I spent a thoroughly enjoyable few a hours last night at the Red Bull Studio, listening to Wajeed of Detroit's Platinum Pied Pipers talk about his musical experiences. He also did some hands-on production with the MPC, and I got to talk with him about remixes, which was cool. I've got three of em coming up soon, more on that later.

You can check out Wajeed's talk at last year's Red Bull Music Academy in Seattle over here - big video file (interviewer is Fat Freddy's Toby Laing), or text transcript for you low-fi cats. Entries for this year's Red Bull Music Academy have just opened, keep an eye out for application forms at your favorite record store - it comes with a cool CDRom of some of last years interviews. If you can't find it, check the Red Bull Academy site for your local rep's contact details.

Wajeed is in town for a gig - catch him DJing tonight along with Prefuse 73 at Galatos.

SNIP... from Red Bull Seattle lecture...
"My dad said if you want to be really, really good at something, if you want to be great, lock yourself in your room and do that thing for one year. And that’s what I did. I took my MPC and all these records that I’d collected all these years. I knew what every break was because I was a DJ. I knew like Paul McCartney or The Beatles, I knew records like the back of my hand, and I locked myself in my apartment for a year.

It started almost as a dare. Jay Dee had this beat machine [an MPC 2000] laying in his basement, and ?uestlove[The Roots] had broken the beat machine.

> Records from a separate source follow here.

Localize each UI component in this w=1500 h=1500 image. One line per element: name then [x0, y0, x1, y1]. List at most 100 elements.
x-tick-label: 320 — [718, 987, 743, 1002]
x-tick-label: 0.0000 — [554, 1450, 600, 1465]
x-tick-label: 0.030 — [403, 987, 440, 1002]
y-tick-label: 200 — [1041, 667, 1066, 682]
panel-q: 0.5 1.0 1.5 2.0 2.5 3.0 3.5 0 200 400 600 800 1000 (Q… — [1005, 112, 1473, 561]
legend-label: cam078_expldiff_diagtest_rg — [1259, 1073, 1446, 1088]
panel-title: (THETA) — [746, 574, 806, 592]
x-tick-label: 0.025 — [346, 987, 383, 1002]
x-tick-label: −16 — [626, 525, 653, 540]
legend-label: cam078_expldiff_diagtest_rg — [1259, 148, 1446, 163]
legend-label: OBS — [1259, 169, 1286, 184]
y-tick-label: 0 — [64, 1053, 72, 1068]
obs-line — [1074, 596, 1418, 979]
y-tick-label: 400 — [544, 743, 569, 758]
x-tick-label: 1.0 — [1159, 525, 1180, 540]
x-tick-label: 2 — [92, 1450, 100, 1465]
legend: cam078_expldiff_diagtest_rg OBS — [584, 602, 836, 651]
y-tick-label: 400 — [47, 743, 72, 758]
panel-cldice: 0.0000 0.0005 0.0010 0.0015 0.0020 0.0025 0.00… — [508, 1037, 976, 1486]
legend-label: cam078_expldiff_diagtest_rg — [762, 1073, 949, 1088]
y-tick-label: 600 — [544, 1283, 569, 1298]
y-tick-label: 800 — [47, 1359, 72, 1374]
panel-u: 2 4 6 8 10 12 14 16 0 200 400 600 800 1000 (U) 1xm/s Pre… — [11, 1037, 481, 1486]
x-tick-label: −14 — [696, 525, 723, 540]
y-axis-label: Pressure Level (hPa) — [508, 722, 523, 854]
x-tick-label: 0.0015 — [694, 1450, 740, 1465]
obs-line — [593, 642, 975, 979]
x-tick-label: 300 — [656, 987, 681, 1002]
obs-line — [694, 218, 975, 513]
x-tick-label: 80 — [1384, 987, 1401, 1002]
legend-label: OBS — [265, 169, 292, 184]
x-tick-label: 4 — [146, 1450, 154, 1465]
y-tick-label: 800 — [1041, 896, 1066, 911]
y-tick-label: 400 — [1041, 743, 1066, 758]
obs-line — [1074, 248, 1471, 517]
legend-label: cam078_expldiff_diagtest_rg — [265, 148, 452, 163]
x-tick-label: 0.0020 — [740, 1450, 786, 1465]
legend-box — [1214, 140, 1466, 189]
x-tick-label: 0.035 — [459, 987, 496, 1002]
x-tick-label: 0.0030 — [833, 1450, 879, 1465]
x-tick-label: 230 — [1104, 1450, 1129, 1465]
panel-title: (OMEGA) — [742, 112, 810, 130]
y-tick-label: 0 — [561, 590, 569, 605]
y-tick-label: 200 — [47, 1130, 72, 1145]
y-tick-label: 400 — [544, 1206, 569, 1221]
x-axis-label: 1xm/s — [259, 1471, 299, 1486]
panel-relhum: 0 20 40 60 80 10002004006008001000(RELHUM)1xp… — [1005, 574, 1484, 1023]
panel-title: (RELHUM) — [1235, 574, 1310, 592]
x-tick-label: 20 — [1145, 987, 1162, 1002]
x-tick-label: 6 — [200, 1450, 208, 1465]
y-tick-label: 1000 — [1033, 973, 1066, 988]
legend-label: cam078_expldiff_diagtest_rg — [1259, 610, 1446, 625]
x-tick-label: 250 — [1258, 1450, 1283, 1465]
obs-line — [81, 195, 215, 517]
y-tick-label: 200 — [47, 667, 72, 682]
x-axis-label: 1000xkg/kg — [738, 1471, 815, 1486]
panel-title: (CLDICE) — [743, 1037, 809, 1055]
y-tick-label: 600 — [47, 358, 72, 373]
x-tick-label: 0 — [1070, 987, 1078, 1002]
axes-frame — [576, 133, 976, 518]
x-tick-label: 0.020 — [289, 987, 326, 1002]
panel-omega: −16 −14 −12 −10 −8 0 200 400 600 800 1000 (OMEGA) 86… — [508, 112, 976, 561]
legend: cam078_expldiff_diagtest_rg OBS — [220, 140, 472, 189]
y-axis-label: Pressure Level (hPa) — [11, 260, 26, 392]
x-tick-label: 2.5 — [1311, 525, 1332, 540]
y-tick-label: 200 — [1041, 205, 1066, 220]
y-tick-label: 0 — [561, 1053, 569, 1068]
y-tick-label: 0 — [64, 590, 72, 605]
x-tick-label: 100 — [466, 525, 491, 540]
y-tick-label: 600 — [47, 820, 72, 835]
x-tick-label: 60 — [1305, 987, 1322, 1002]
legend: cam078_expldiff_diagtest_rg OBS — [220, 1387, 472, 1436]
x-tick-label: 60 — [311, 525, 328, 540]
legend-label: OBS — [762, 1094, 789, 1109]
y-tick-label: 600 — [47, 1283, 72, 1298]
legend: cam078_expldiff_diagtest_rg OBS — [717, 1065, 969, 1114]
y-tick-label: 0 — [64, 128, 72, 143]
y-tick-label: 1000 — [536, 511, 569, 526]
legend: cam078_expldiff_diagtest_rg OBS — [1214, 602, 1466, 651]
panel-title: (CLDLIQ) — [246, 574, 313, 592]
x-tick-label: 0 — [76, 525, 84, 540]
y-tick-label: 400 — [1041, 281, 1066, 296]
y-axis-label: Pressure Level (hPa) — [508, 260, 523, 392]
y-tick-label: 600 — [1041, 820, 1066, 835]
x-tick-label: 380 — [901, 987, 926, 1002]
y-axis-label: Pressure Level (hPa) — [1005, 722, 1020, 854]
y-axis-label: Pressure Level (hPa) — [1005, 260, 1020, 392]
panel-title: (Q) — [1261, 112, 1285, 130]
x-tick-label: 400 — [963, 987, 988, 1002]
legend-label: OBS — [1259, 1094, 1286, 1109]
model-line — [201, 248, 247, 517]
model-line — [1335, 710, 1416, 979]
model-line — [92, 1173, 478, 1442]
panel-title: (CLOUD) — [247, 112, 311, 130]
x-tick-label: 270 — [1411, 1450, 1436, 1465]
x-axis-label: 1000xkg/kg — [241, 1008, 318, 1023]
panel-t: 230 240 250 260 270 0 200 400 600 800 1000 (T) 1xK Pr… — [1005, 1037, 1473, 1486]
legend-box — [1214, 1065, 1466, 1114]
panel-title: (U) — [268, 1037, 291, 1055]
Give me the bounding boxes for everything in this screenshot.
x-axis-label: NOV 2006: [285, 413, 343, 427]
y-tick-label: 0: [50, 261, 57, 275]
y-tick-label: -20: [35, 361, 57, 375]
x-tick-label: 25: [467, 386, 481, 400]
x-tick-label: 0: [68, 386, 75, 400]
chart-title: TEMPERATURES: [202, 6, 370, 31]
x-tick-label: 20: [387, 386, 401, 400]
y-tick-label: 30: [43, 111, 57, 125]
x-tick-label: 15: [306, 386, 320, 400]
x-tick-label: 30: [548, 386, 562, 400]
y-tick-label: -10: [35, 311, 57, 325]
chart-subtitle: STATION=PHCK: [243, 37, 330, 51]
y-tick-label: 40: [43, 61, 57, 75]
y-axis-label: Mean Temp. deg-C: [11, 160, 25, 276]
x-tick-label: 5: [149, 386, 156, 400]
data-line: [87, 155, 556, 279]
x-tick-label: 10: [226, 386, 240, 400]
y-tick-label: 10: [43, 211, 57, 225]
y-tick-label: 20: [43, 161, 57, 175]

He’d got some disc tangled up in it, I don’ know. But it started as a dare. “Yo, if you can get that disc out of there you can take this machine home and use it.” So I took it as a challenge. Great, ok, I got the disc out and he was: “Great, take it home.”

So I took it home for a weekend, no manual or anything, just based on ‘alright, I’m going to make this thing work’. So I made four tracks and left a message on Jay Dee’s voicemail, saying: “This is what I did, I know it’s kind of wack but check it.” So I played them on his answering machine and he called me back immediately. “What was that?” I was: “That’s just something I was messing around with.” “That’s pretty good man, play it again.” I was thinking I might have something here, let me re-evaluate this.

So after that I had the encouragement from my crew. “Yo, you could really do some things with this.” I locked myself in my apartment for a year. No, I’m telling you man, I had this big willie lumberjack beard. It was wild! So I locked myself in my apartment for a year, every day, chopping up records. My schedule would be getting up late afternoon because I’d always be up late at night, into the morning.

So I’d say: “You knock out two beats and you can get a glass of water.” For real. I’d have this military voice in my ear telling me to knock out these two beats so I could get a glass of water. I’d be thirsty, thinking: “Damn man, I’ve got to knock out these beats fast.” So I’d knock out two tracks and before I could get up the voice would say: “Ok, make another one, then you can get the glass of water.”


Wajeed told this story last night, and added that he got that stuck disc out in about 5 seconds flat, cos he'd been to college - he went for 7 years, and studied a variety of things, including doing jewellery, so he had excellent steady fingers etc.